Indeed the failure to expand the program has caused friction with U.S. allies, especially in the European Union. Fifteen of the 25 EU member states are in the Visa Waiver Program, but U.S. citizens can travel to any EU member country visa-free.

The demand from EU states like Poland, Estonia and Latvia -- where Bush first pledged to widen the program, on the fringes of the NATO summit in Riga last month -- for reciprocity on visa-free travel has become clamorous.

Although U.S. officials have said they are working with candidate countries and have touted so-called road-maps to program compliance, no additional countries have been admitted since Sept. 11, 2001, and European impatience is growing palpable.

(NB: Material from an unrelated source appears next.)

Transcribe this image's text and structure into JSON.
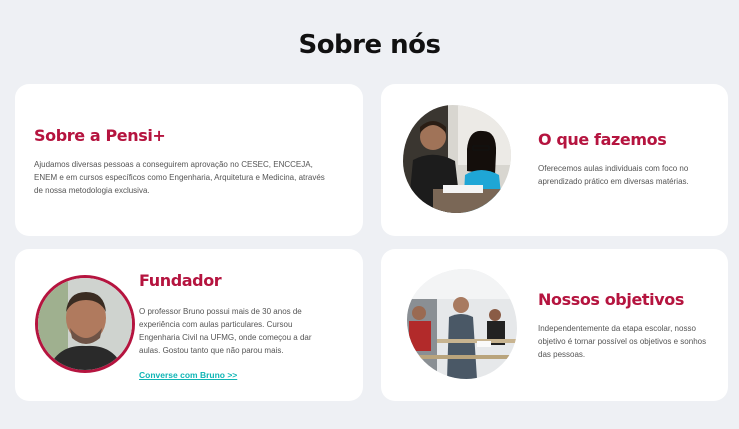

The current logjam in the program 'risk(s) marginalizing some of our closest allies in the war on terror and losing the hearts and minds of their future leaders and citizens,' said Voinovich.

European officials have made few public comments about the proposal. They are weighing what is 'regarded as a positive step,' said one, but 'waiting to read the fine print' of any legislative proposal.

The official said the ball was 'very much in the U.S. court,' and the EU would be watching developments in the new Congress with interest.

In the past, House Republicans and some senators of both parties have resisted administration efforts to push back deadlines for countries in the program to adopt security measures, and their opposition made any expansion of the program a political non-starter.

Some observers have suggested that, with Democrats now in control of Congress, the administration might have more leeway on the issue, and official said they are optimistic about the prospects for reform.

The bill will have to be re-introduced in the next Congress, which the Voinovich aide said he intended to do.